The first day wrapped up with another presentation from Ukraine, this one focusing on demining challenges and solutions.
The audience heard that since the full-scale Russian invasion in 2022, Ukrainian authorities estimated that 133,000 square kilometres of territory had potentially been contaminated by mines and ordnance, including 14,000 sq km of lakes, rivers and shoreline.
Since 2022 the Russians have been firing between 60,000 and 80,000 shells into Ukrainian territory daily; as much as 10% of which can end up as UXO.
At least 386 people had been killed by mines and UXO so far, and about 1,400 more injured, with 75% of those incidents being attributed to landmines alone.
The Russians were constantly updating their systems, the audience heard, and among the most deadly threats to civilians in recent times have been non-metallic explosives dropped from UAS.
Meanwhile the enemy has also been habitually mixing legacy Soviet-era mines with more modern ones, and adding booby traps and IEDs, complicating the task of mine-clearing teams still further.
Despite all this, the efforts of both EOD teams belonging to Ukrainian Armed Forces and certified third-party clearance groups have managed to detect and destroy more than 1 million devices since 2022.
Ukraine has also established a Centre of Excellence where it continues to develop and experiment with new mine-clearing methods, including the use of uncrewed ground and air systems, including the use of AI algorithms to analyse images and spot devices.

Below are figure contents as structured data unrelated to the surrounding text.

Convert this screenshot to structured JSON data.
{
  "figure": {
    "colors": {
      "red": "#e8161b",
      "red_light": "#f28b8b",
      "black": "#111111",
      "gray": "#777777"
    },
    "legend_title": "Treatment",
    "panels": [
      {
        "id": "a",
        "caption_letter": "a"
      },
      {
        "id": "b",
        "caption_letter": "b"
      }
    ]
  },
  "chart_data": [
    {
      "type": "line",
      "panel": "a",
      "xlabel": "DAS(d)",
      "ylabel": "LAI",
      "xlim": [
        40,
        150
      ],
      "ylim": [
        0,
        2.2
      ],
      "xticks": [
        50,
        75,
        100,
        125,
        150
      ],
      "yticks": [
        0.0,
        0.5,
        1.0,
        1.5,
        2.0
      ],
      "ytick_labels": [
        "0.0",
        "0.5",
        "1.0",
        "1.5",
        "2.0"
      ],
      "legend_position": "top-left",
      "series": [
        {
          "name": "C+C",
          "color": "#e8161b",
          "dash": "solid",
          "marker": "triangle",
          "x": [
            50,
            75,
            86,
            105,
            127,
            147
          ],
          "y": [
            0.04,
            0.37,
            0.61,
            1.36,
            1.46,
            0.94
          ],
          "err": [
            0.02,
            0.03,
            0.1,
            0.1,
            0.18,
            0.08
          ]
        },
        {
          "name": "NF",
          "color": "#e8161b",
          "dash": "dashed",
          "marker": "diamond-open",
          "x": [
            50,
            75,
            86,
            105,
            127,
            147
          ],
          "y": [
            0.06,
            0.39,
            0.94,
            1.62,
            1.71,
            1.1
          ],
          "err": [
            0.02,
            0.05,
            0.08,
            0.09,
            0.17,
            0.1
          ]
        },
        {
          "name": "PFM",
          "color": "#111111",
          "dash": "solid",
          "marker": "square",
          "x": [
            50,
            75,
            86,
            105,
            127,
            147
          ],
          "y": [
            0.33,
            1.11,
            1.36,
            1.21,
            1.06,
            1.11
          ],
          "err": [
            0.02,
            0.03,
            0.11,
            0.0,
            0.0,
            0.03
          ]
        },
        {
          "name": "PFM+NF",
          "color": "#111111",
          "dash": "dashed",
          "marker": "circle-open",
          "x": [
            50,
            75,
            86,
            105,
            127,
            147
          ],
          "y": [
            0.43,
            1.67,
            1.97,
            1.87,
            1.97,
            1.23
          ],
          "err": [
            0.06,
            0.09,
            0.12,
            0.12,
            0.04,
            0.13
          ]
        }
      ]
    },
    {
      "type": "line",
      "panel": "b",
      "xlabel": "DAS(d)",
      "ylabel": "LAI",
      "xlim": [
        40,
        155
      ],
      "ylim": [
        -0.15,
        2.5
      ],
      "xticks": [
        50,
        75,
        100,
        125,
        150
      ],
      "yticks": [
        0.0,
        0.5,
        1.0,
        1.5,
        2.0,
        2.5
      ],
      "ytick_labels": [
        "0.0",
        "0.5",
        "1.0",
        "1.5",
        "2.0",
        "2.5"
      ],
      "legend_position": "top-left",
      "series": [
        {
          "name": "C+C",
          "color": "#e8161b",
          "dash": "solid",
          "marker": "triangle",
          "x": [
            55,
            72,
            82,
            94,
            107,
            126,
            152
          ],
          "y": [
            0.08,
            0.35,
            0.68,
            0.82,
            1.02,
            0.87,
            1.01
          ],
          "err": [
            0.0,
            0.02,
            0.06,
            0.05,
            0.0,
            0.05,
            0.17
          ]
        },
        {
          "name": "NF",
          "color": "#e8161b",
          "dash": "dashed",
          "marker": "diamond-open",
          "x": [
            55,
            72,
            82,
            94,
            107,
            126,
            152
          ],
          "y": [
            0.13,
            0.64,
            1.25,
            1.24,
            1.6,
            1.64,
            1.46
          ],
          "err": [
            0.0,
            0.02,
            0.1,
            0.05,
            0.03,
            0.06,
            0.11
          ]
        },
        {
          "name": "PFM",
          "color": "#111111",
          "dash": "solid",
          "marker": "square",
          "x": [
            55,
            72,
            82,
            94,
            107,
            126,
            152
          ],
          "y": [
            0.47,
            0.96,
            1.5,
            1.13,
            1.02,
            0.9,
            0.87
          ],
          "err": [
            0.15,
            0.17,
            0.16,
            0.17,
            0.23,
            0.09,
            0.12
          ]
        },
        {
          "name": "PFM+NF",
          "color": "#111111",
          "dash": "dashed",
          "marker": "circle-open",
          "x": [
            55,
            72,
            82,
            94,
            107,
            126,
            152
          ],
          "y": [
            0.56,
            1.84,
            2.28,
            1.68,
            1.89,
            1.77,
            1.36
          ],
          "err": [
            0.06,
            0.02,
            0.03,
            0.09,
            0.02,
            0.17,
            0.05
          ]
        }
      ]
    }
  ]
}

To date roughly 30% of potentially contaminated land has been declared safe again, although the speaker allowed that in an ongoing combat situation, only when hostilities had ceased altogether could any area confidently be re-swept and declared munition-free.
It was a sobering end to a thought-provoking first day at conference; we’re confident much more of the same will be provided by tomorrow’s presentations, when the conference splits into streams.